L’emprisonnement est-elle la seule réponse possible à un crime ou un délit ? Depuis la période des Lumières, l’emprisonnement s’est communément imposé comme le moyen punitif privilégié des sociétés pour sanctionner les écarts de conduite de leurs membres. Aujourd’hui, cette évidence d’un système carcéral organisé autour de la pratique de l’emprisonnement, vieille de plusieurs siècles, reste de marbre. Pour autant, sommes-nous bien sûrs de l’efficacité et de la souhaitabilité d’un tel système ? Ne pouvons-nous pas imaginer des alternatives ? C’est ce que nous allons voir en nous intéressant à l’exemple de la gestion des cas politiques par la justice française. 

 

Un régime pénal alternatif ? L’exemple de l’indulgence vis-à-vis des politiques

Nombreux sont les responsables politiques à avoir toujours évité l’emprisonnement, et ce parfois malgré de multiples condamnations. C’est le cas de Jérôme Cahuzac, ancien ministre de l’Économie, condamné en 2018 pour fraude fiscale et blanchiment ; Nicolas Sarkozy, ancien président de la République poursuivi pour trafic d’influence, financement illégal de campagne et corruption ; ou encore plus récemment de Donald Trump. Pourquoi donc les politiques semblent-ils toujours échapper à l’emprisonnement ?

 

Un début de réponse se trouve dans les concepts de l’irresponsabilité présidentielle et de l’immunité parlementaire, initialement prévus pour garantir la stabilité de l'État et préserver la continuité du pouvoir.

 

Sous l’Ancien Régime, on considérait que « le roi ne peut mal faire », une doctrine qui protégeait le souverain de toute forme de jugement et d’accusation, en affirmant que ses actes représentaient l’autorité suprême et infaillible de l'État. Ce concept d’irresponsabilité a été adapté à la fonction présidentielle sous la Vème République, garantissant au président une protection judiciaire pendant toute la durée de son mandat. L'immunité parlementaire, quant à elle, a été instaurée pour protéger les élus des représailles politiques, empêchant que les conflits d’opinion se traduisent par des poursuites judiciaires abusives. Bien que notre constitution prévoit des annulations possibles de ces exceptions pénales, celles-ci sont assez rares. 

 

Par ailleurs, la nature des délits commis par les responsables politiques est généralement plus complexe, et donc plus difficile à juger, que les délits, dits “classiques”, qui pourraient être commis par un citoyen lambda. De même que la défense (via leurs avocats) des dirigeants politiques n’a pas grand chose à voir avec la défense à laquelle peut (économiquement) prétendre un citoyen moyen.  

 

En faisant la réunion de ces trois éléments, on observe que les responsables politiques jouissent donc d’un traitement différencié par la justice vis-à-vis du reste de la population, avec des peines de prison ferme à domicile, des peines souvent aménagées ou encore des peines de sursis. 

 

Cependant, l’indulgence de la justice française envers les responsables politiques ne pourrait-elle pas servir de point de départ pour repenser le système carcéral dans son ensemble ? Ainsi, bien que souvent perçue comme un privilège injuste, cette indulgence pourrait en réalité inspirer un modèle de justice plus équilibré pour tous. Si l’on admet que des peines aménagées ou alternatives à l’incarcération sont possibles sans compromettre la sécurité publique, pourquoi ne pas appliquer cette même bienveillance à l’ensemble des citoyens ?
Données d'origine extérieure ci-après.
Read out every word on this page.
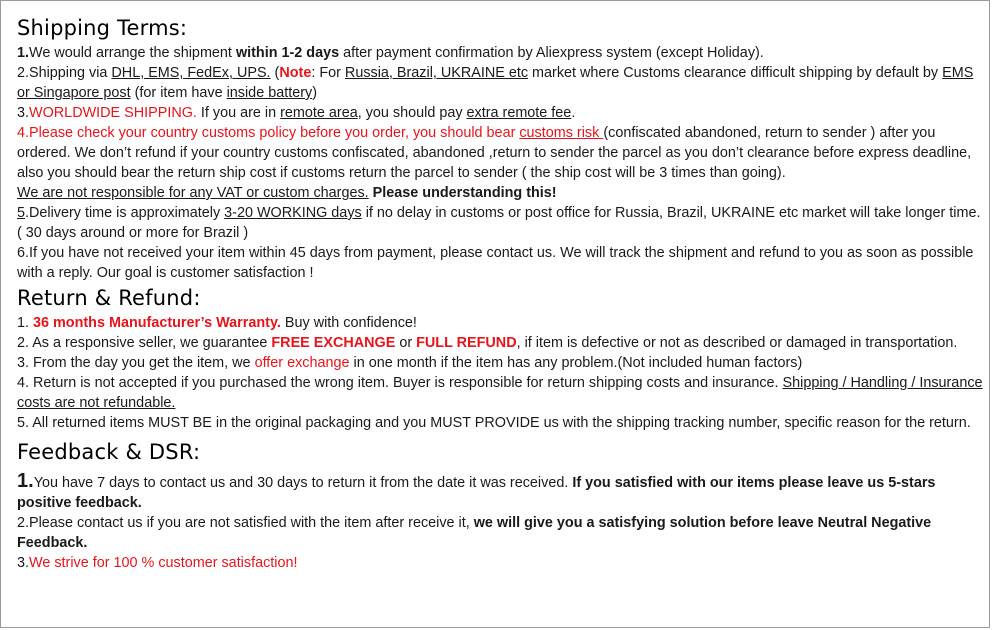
Shipping Terms:

1.We would arrange the shipment within 1-2 days after payment confirmation by Aliexpress system (except Holiday).

2.Shipping via DHL, EMS, FedEx, UPS. (Note: For Russia, Brazil, UKRAINE etc market where Customs clearance difficult shipping by default by EMS or Singapore post (for item have inside battery)

3.WORLDWIDE SHIPPING. If you are in remote area, you should pay extra remote fee.

4.Please check your country customs policy before you order, you should bear customs risk (confiscated abandoned, return to sender ) after you ordered. We don’t refund if your country customs confiscated, abandoned ,return to sender the parcel as you don’t clearance before express deadline, also you should bear the return ship cost if customs return the parcel to sender ( the ship cost will be 3 times than going).
We are not responsible for any VAT or custom charges. Please understanding this!

5.Delivery time is approximately 3-20 WORKING days if no delay in customs or post office for Russia, Brazil, UKRAINE etc market will take longer time.( 30 days around or more for Brazil )

6.If you have not received your item within 45 days from payment, please contact us. We will track the shipment and refund to you as soon as possible with a reply. Our goal is customer satisfaction !

Return & Refund:

1. 36 months Manufacturer’s Warranty. Buy with confidence!

2. As a responsive seller, we guarantee FREE EXCHANGE or FULL REFUND, if item is defective or not as described or damaged in transportation.

3. From the day you get the item, we offer exchange in one month if the item has any problem.(Not included human factors)

4. Return is not accepted if you purchased the wrong item. Buyer is responsible for return shipping costs and insurance. Shipping / Handling / Insurance costs are not refundable.

5. All returned items MUST BE in the original packaging and you MUST PROVIDE us with the shipping tracking number, specific reason for the return.

Feedback & DSR:

1.You have 7 days to contact us and 30 days to return it from the date it was received. If you satisfied with our items please leave us 5-stars positive feedback.

2.Please contact us if you are not satisfied with the item after receive it, we will give you a satisfying solution before leave Neutral Negative Feedback.

3.We strive for 100 % customer satisfaction!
Réformer la justice : vers un modèle plus équilibré et universel

En effet, si l'indulgence prétendue de la justice envers les politiques pourrait soulever des questions de cohérence démocratique, elle met en lumière une problématique plus vaste : celle de la finalité même de la justice dans notre société. Au-delà des privilèges conférés aux représentants de l’État - qui pourraient constituer une problématique intéressante à traiter à part entière - il serait pertinent de se demander si le modèle punitif dominant est véritablement adapté aux enjeux contemporains.

 

C’est ce que résume Montesquieu dans De l’esprit des lois (1748) : « lorsque la peine est sans mesure on est souvent obligé de lui préférer l’impunité ». Dans cet ouvrage, Montesquieu fait l’éloge d’une « douceur des peines », d’une loi qui devrait se conformer à l’« esprit de modération », affirmant que la cruauté pénale se révèle contraire à son propre but – l’impunité encourageant la délinquance.

 

Dès lors, ne pourrait-on pas étendre l’indulgence et la tolérance dont bénéficient les responsables politiques à l’ensemble de la société ? Ne faudrait-il pas préférer, lorsque cela est possible, un aménagement de peine, ou d’autres alternatives à l’emprisonnement ? Plutôt que choisir l’emprisonnement comme manière systématique de punir un crime ou un délit, peut-être pourrions-nous envisager des alternatives à la prison, afin d'encourager un système pénal plus réfléchi et moins basé sur un désir de vengeance ?

 

Des mesures spécifiques pourraient être appliquées pour encourager la réhabilitation sans détruire la vie sociale des condamnés, comme des travaux d'intérêt général, de la probation renforcée ou des amendes significatives. Ces peines pourraient donc parfois être préférables à l'incarcération, qui souffre aujourd’hui de nombreux problèmes : surpopulation (120% de taux de surpopulation en France en 2023) ; gouffre économique (l’incarcération des détenus coûte plusieurs milliards d'euros chaque année) ; manque d’efficacité (60 % des personnes condamnées à une peine de prison en France sont à nouveau condamnées dans les cinq ans suivant leur libération).

 

Enfin, repenser les peines judiciaires nous invite à interroger la finalité même de notre système pénal : doit-il éduquer, punir ou réhabiliter ? Au-delà de la question de l’indulgence judiciaire vis-à-vis des décideurs politiques, c’est donc notre conception même de la justice que nous devons interroger. Si la société civile souhaite un système plus équitable, où l’indulgence ne serait pas un privilège réservé aux élites, alors une réflexion collective sur la finalité de la peine s’impose. 

 

Quel type de société souhaitons-nous construire et quelle place y donner à la justice ? Le retour de la question du sens dans le milieu carcéral est en réalité un enjeu sociétal essentiel. Avant de privilégier systématiquement l’emprisonnement ou même de nous poser la question des peines à adopter, nous devons nous poser la question suivante : quel sens voulons-nous donner à notre système pénal ?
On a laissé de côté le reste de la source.